La concepción de partido político
está indestructiblemente unida al pluralismo política.
La corrupción es la muerte de la
democracia que, está basad en grandes principios morales,
dignidad de la persona, acatamiento a la ley, tolerancia
y respeto a la opinión ajena, probidad y honradez en el
ejercicio de la función pública y responsabilidad en los
actos.
No concibo a un hombre probo
dedicado a la acción política, sin que esta acción se inspire
en claros ideales, ni tampoco concibo a un hombre político
dedicado a la muda contemplación de un sistema de ideas
que carezcan de la fuerza necesaria para llevarlo a la lucha.
En
política, es tan malo actuar sin que la acción responda
a una ideología, con tener una ideología que no lleve a
la acción.
La lucha por el poder, que es el objetivo primordial del partido,
exige, cada vez más, la eficiencia y el ajustado funcionamiento
del aparato político y de todos los organismos de agitación
y proselitismo.
La
política pese a todas las complicaciones, intenta precisamente
construir el mundo mejor para el hombre.
Como un pensador relativista lo califica a Lisandro
de la Torre que si bien no estructuró una verdadera concepción
metodológica del hombre participó de considerarlo de manera
relativa,,nunca en una actitud que admita la existencia
de valores absolutos, adopta una actitud relativista con
respecto al hombre y a su mundo que solo se concilia con
la democracia. Su idea de la pequeñez del hombre., y que
inspirara toda su filosofía política: democracia, comuna,
descentralización, lucha contra los dogmas, defensa de los
derechos humanos, dirigidos a la protección de la libertad
y la seguridad del pequeño hombre.
La
esencia de la democracia está en la libertad y esta como
corolario del valor de la igualdad.- No la libertad del
anarquismo, ni la libertad de la naturaleza.- Es la libertad
de ciudadanos que crean el orden jurídico a que están sometidos
voluntariamente y que se rige por un sistema de normas acordadas
por los mismos ciudadanos.
Un sistema completo de garantías protege los derechos
humanos relacionados con la libertad y se dan en forma igualitaria
para los demás.

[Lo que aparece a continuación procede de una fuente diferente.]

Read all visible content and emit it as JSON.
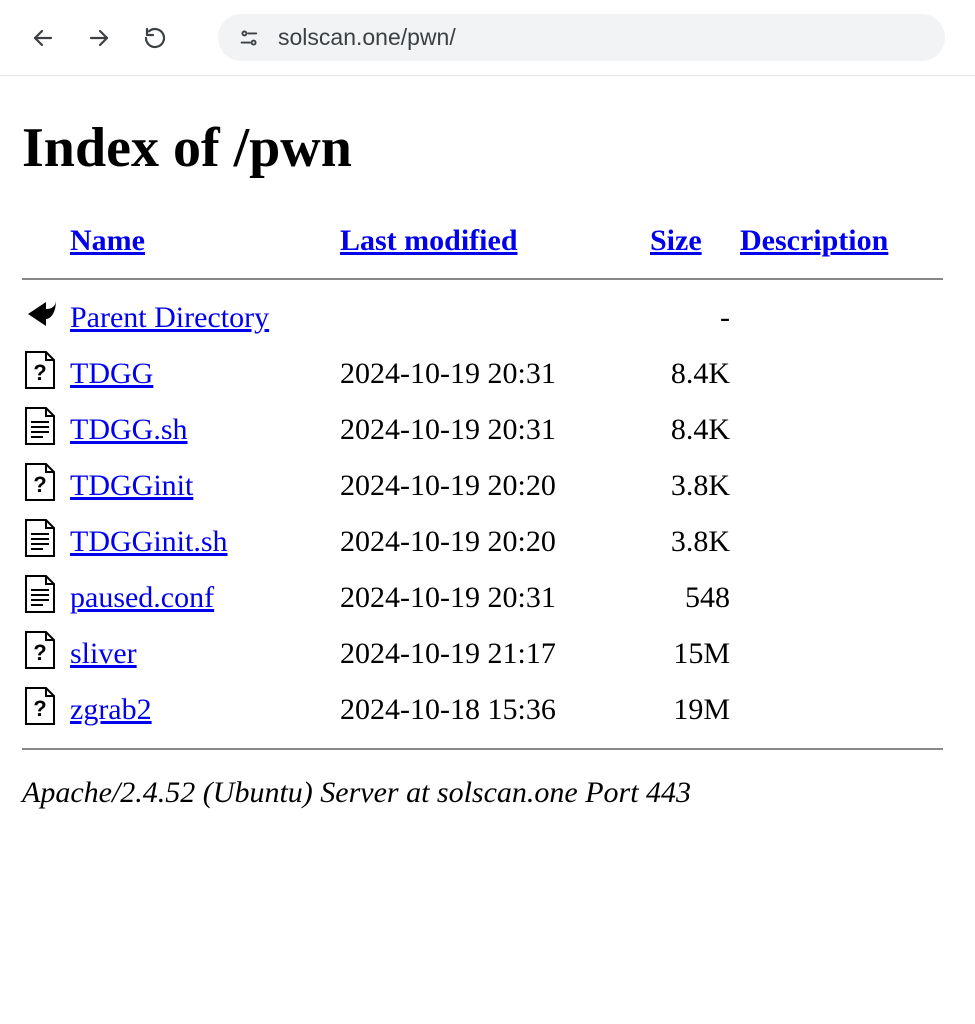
{
  "browser": {
    "url": "solscan.one/pwn/"
  },
  "page": {
    "title": "Index of /pwn"
  },
  "columns": {
    "name": "Name",
    "modified": "Last modified",
    "size": "Size",
    "description": "Description"
  },
  "parent": {
    "label": "Parent Directory",
    "size": "-"
  },
  "files": [
    {
      "icon": "unknown",
      "name": "TDGG",
      "modified": "2024-10-19 20:31",
      "size": "8.4K"
    },
    {
      "icon": "text",
      "name": "TDGG.sh",
      "modified": "2024-10-19 20:31",
      "size": "8.4K"
    },
    {
      "icon": "unknown",
      "name": "TDGGinit",
      "modified": "2024-10-19 20:20",
      "size": "3.8K"
    },
    {
      "icon": "text",
      "name": "TDGGinit.sh",
      "modified": "2024-10-19 20:20",
      "size": "3.8K"
    },
    {
      "icon": "text",
      "name": "paused.conf",
      "modified": "2024-10-19 20:31",
      "size": "548"
    },
    {
      "icon": "unknown",
      "name": "sliver",
      "modified": "2024-10-19 21:17",
      "size": "15M"
    },
    {
      "icon": "unknown",
      "name": "zgrab2",
      "modified": "2024-10-18 15:36",
      "size": "19M"
    }
  ],
  "footer": "Apache/2.4.52 (Ubuntu) Server at solscan.one Port 443"
}
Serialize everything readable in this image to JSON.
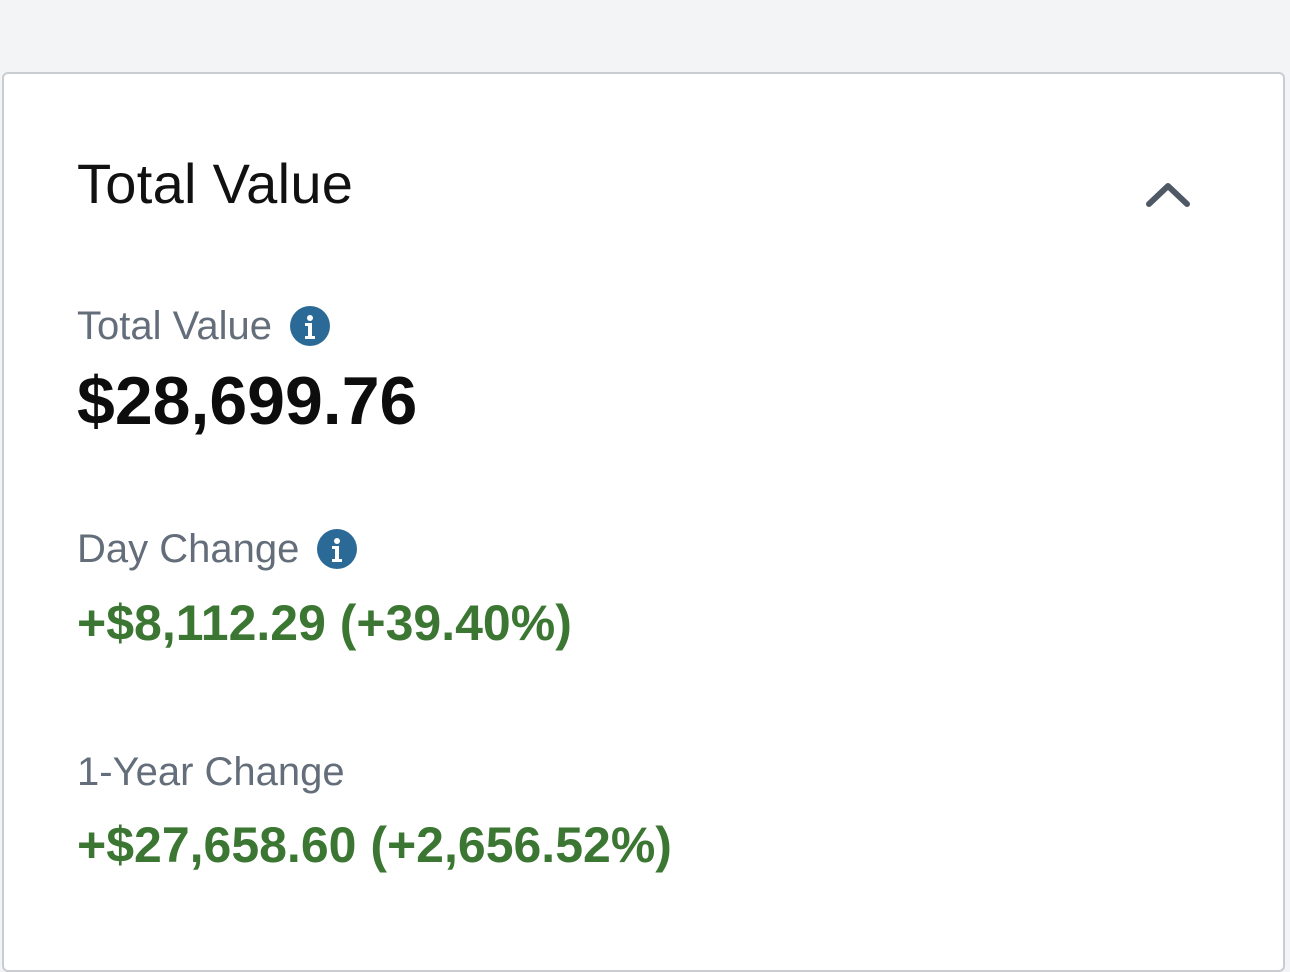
{
  "card": {
    "title": "Total Value",
    "collapse_icon": "chevron-up-icon"
  },
  "total_value": {
    "label": "Total Value",
    "info_icon": "info-icon",
    "value": "$28,699.76"
  },
  "day_change": {
    "label": "Day Change",
    "info_icon": "info-icon",
    "value": "+$8,112.29 (+39.40%)"
  },
  "year_change": {
    "label": "1-Year Change",
    "value": "+$27,658.60 (+2,656.52%)"
  },
  "colors": {
    "positive": "#3b7632",
    "info": "#2b6a96",
    "label": "#646e7a"
  }
}
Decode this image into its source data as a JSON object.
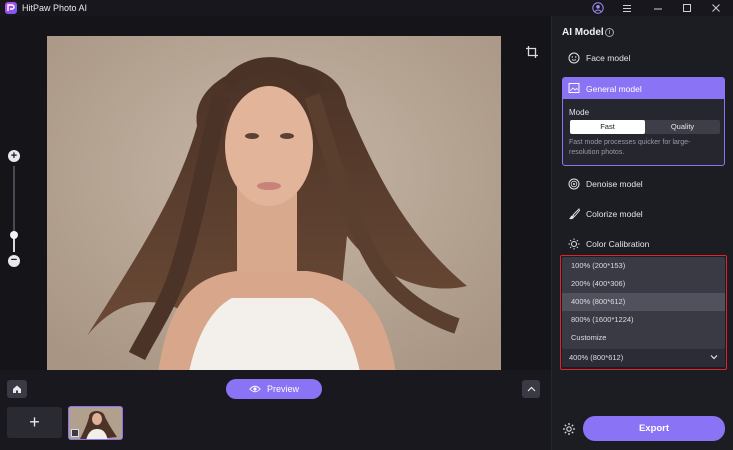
{
  "app": {
    "title": "HitPaw Photo AI"
  },
  "titlebar_icons": [
    "user-icon",
    "menu-icon",
    "minimize-icon",
    "maximize-icon",
    "close-icon"
  ],
  "zoom": {
    "level": 0.2
  },
  "preview": {
    "label": "Preview"
  },
  "panel": {
    "title": "AI Model",
    "models": {
      "face": "Face model",
      "general": "General model",
      "denoise": "Denoise model",
      "colorize": "Colorize model",
      "calibration": "Color Calibration"
    },
    "mode": {
      "label": "Mode",
      "options": [
        "Fast",
        "Quality"
      ],
      "selected": "Fast",
      "description": "Fast mode processes quicker for large-resolution photos."
    },
    "scale": {
      "options": [
        "100% (200*153)",
        "200% (400*306)",
        "400% (800*612)",
        "800% (1600*1224)",
        "Customize"
      ],
      "highlighted_index": 2,
      "selected": "400% (800*612)"
    },
    "export_label": "Export"
  },
  "colors": {
    "accent": "#8a74f5",
    "highlight_box": "#e0242a"
  }
}
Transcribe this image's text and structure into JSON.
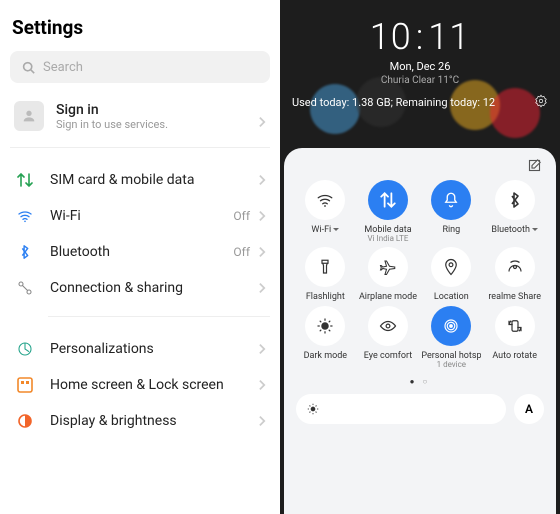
{
  "settings": {
    "title": "Settings",
    "search_placeholder": "Search",
    "signin": {
      "title": "Sign in",
      "sub": "Sign in to use services."
    },
    "rows": [
      {
        "label": "SIM card & mobile data",
        "val": ""
      },
      {
        "label": "Wi-Fi",
        "val": "Off"
      },
      {
        "label": "Bluetooth",
        "val": "Off"
      },
      {
        "label": "Connection & sharing",
        "val": ""
      },
      {
        "label": "Personalizations",
        "val": ""
      },
      {
        "label": "Home screen & Lock screen",
        "val": ""
      },
      {
        "label": "Display & brightness",
        "val": ""
      }
    ]
  },
  "lock": {
    "hour": "10",
    "min": "11",
    "date": "Mon, Dec 26",
    "weather": "Churia Clear 11°C",
    "usage": "Used today: 1.38 GB; Remaining today: 12"
  },
  "tiles": [
    {
      "label": "Wi-Fi",
      "sub": "",
      "dropdown": true
    },
    {
      "label": "Mobile data",
      "sub": "Vi India LTE"
    },
    {
      "label": "Ring",
      "sub": ""
    },
    {
      "label": "Bluetooth",
      "sub": "",
      "dropdown": true
    },
    {
      "label": "Flashlight"
    },
    {
      "label": "Airplane mode"
    },
    {
      "label": "Location"
    },
    {
      "label": "realme Share"
    },
    {
      "label": "Dark mode"
    },
    {
      "label": "Eye comfort"
    },
    {
      "label": "Personal hotspot",
      "sub": "1 device"
    },
    {
      "label": "Auto rotate"
    }
  ],
  "auto": "A"
}
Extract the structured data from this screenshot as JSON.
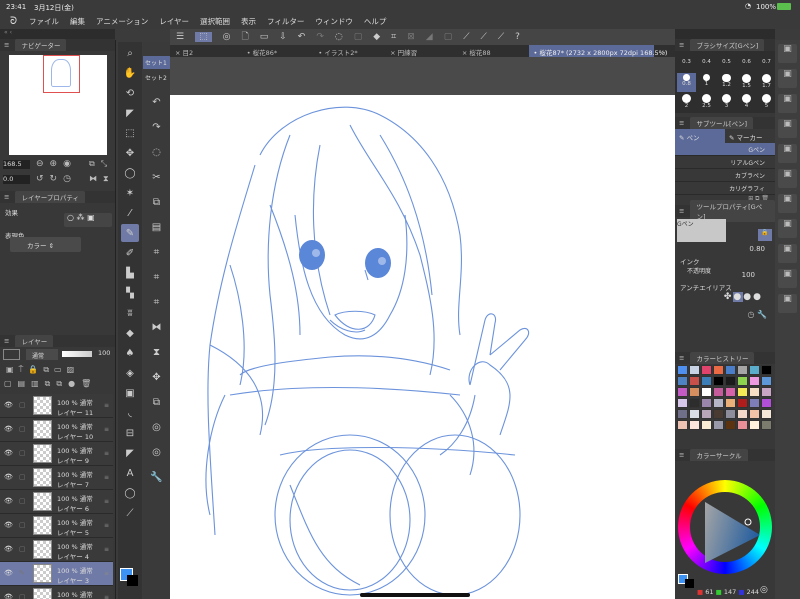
{
  "status": {
    "time": "23:41",
    "date": "3月12日(金)",
    "battery": "100%"
  },
  "menu": [
    "ファイル",
    "編集",
    "アニメーション",
    "レイヤー",
    "選択範囲",
    "表示",
    "フィルター",
    "ウィンドウ",
    "ヘルプ"
  ],
  "tabs": [
    {
      "label": "目2",
      "close": "×"
    },
    {
      "label": "桜花86*",
      "close": "•"
    },
    {
      "label": "イラスト2*",
      "close": "•"
    },
    {
      "label": "円練習",
      "close": "×"
    },
    {
      "label": "桜花88",
      "close": "×"
    },
    {
      "label": "桜花87* (2732 x 2800px 72dpi 168.5%)",
      "close": "•",
      "active": true
    }
  ],
  "navigator": {
    "title": "ナビゲーター",
    "zoom": "168.5",
    "angle": "0.0"
  },
  "layer_property": {
    "title": "レイヤープロパティ",
    "effect_label": "効果",
    "color_label": "表現色",
    "color_value": "カラー"
  },
  "layers_panel": {
    "title": "レイヤー",
    "blend": "通常",
    "opacity": "100",
    "layers": [
      {
        "mode": "100 % 通常",
        "name": "レイヤー 11"
      },
      {
        "mode": "100 % 通常",
        "name": "レイヤー 10"
      },
      {
        "mode": "100 % 通常",
        "name": "レイヤー 9"
      },
      {
        "mode": "100 % 通常",
        "name": "レイヤー 7"
      },
      {
        "mode": "100 % 通常",
        "name": "レイヤー 6"
      },
      {
        "mode": "100 % 通常",
        "name": "レイヤー 5"
      },
      {
        "mode": "100 % 通常",
        "name": "レイヤー 4"
      },
      {
        "mode": "100 % 通常",
        "name": "レイヤー 3",
        "selected": true
      },
      {
        "mode": "100 % 通常",
        "name": ""
      }
    ]
  },
  "subtool_sets": [
    "セット1",
    "セット2"
  ],
  "brush_size": {
    "title": "ブラシサイズ[Gペン]",
    "sizes": [
      "0.3",
      "0.4",
      "0.5",
      "0.6",
      "0.7",
      "0.8",
      "1",
      "1.2",
      "1.5",
      "1.7",
      "2",
      "2.5",
      "3",
      "4",
      "5"
    ]
  },
  "subtool": {
    "title": "サブツール[ペン]",
    "tab_pen": "ペン",
    "tab_marker": "マーカー",
    "items": [
      "Gペン",
      "リアルGペン",
      "カブラペン",
      "カリグラフィ"
    ]
  },
  "tool_property": {
    "title": "ツールプロパティ[Gペン]",
    "preview_label": "Gペン",
    "size": "0.80",
    "ink_label": "インク",
    "opacity_label": "不透明度",
    "opacity": "100",
    "aa_label": "アンチエイリアス"
  },
  "color_history": {
    "title": "カラーヒストリー",
    "colors": [
      "#4f8ff0",
      "#c9d3e6",
      "#e0446d",
      "#ea6a45",
      "#4a7ec9",
      "#a6a6a6",
      "#5aaecb",
      "#000000",
      "#4f82c2",
      "#c8504a",
      "#3c7eb7",
      "#000000",
      "#1b1b1b",
      "#8ed34e",
      "#ee9ae0",
      "#5f98d8",
      "#c45ac4",
      "#d88f5f",
      "#ffffff",
      "#c45b9a",
      "#d463a7",
      "#f4ea55",
      "#f6dfc4",
      "#c9a7c4",
      "#d7c8ec",
      "#2d2d2d",
      "#9a86aa",
      "#b5b5c8",
      "#e9b07a",
      "#b01d1d",
      "#7d7db8",
      "#b24fd8",
      "#6f6f8a",
      "#dadde6",
      "#b9a6b8",
      "#4a3b32",
      "#8d8d9c",
      "#f4d9c8",
      "#f3c3a8",
      "#f6e8d8",
      "#efc3b3",
      "#fae4dc",
      "#f8ecd5",
      "#9999aa",
      "#5b3310",
      "#e88f98",
      "#fff2dc",
      "#7b7b6e"
    ]
  },
  "color_circle": {
    "title": "カラーサークル",
    "r": "61",
    "g": "147",
    "b": "244",
    "main": "#3d93f4",
    "sub": "#000000"
  }
}
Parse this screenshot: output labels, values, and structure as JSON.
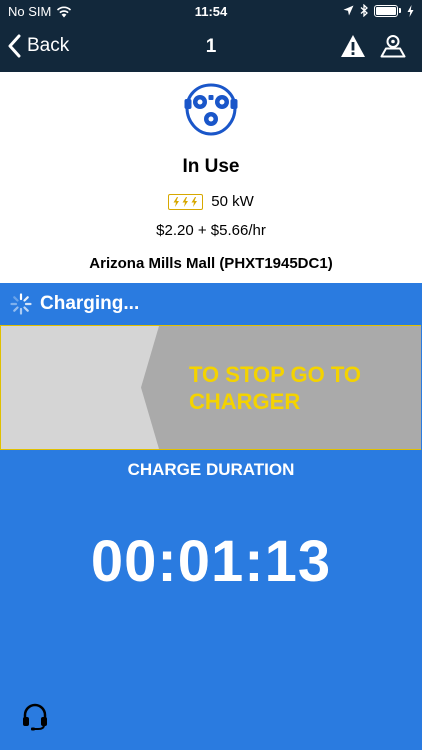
{
  "status_bar": {
    "carrier": "No SIM",
    "time": "11:54"
  },
  "nav": {
    "back_label": "Back",
    "title": "1"
  },
  "station": {
    "status": "In Use",
    "power": "50 kW",
    "price": "$2.20 + $5.66/hr",
    "location": "Arizona Mills Mall (PHXT1945DC1)"
  },
  "session": {
    "status": "Charging...",
    "stop_instruction": "TO STOP GO TO CHARGER",
    "duration_label": "CHARGE DURATION",
    "duration": "00:01:13"
  },
  "colors": {
    "nav_bg": "#12283b",
    "accent_blue": "#2a7be0",
    "connector_blue": "#1a56c9",
    "warning_yellow": "#f4d300"
  }
}
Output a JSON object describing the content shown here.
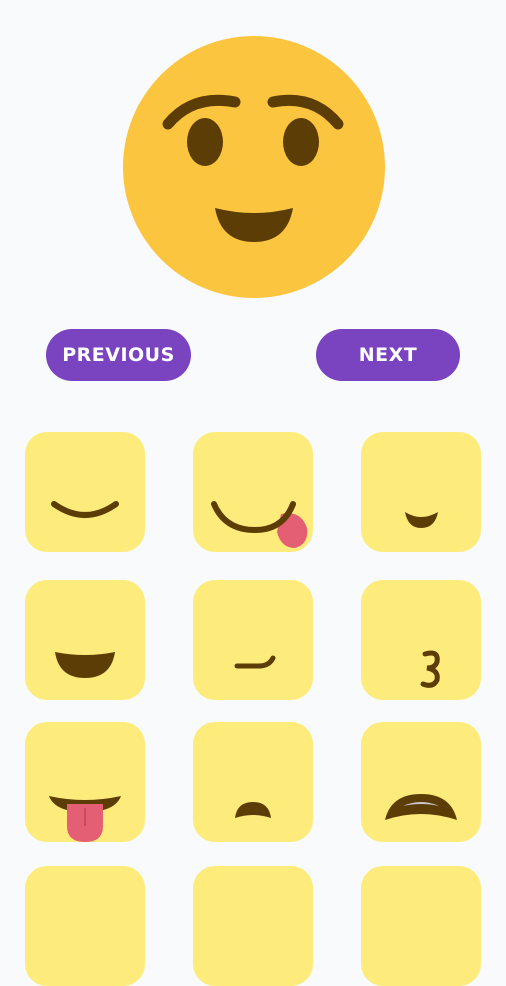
{
  "buttons": {
    "previous_label": "PREVIOUS",
    "next_label": "NEXT"
  },
  "colors": {
    "background": "#f8fafc",
    "face": "#fcc53f",
    "feature": "#5d3d06",
    "tile": "#fdec7c",
    "button": "#7a43bf",
    "tongue": "#e45f74"
  },
  "preview_face": "smiling-face-raised-brows",
  "mouth_options": [
    "closed-smile",
    "smile-tongue-out",
    "small-smile",
    "open-smile",
    "smirk",
    "kiss",
    "tongue-out",
    "small-frown",
    "grimace-teeth",
    "row4-option-1",
    "row4-option-2",
    "row4-option-3"
  ]
}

De esta manera Libertad e Igualdad se sintetizan
como valores de la democracia, la segunda limitando a la
primera
El
valor esencial de la democracia aparece enraizado con el
sentido profundo del pequeño hombre. En el esquema puro
de la democracia política, integrada por los principios
de elegibilidad, representatividad y garantía de los derechos
humanos, irrumpe cada vez con mas apremios, la necesidad
de resolver los problemas de la miseria, la enfermedad,
la ignorancia y la inseguridad.
El pequeño hombre no es feliz en el reinado de la
democracia , que le asegura libertad y una teórica igualdad
ante la ley, pero que no lo libera de la necesidad, ni del
temor a la inseguridad de la vida material.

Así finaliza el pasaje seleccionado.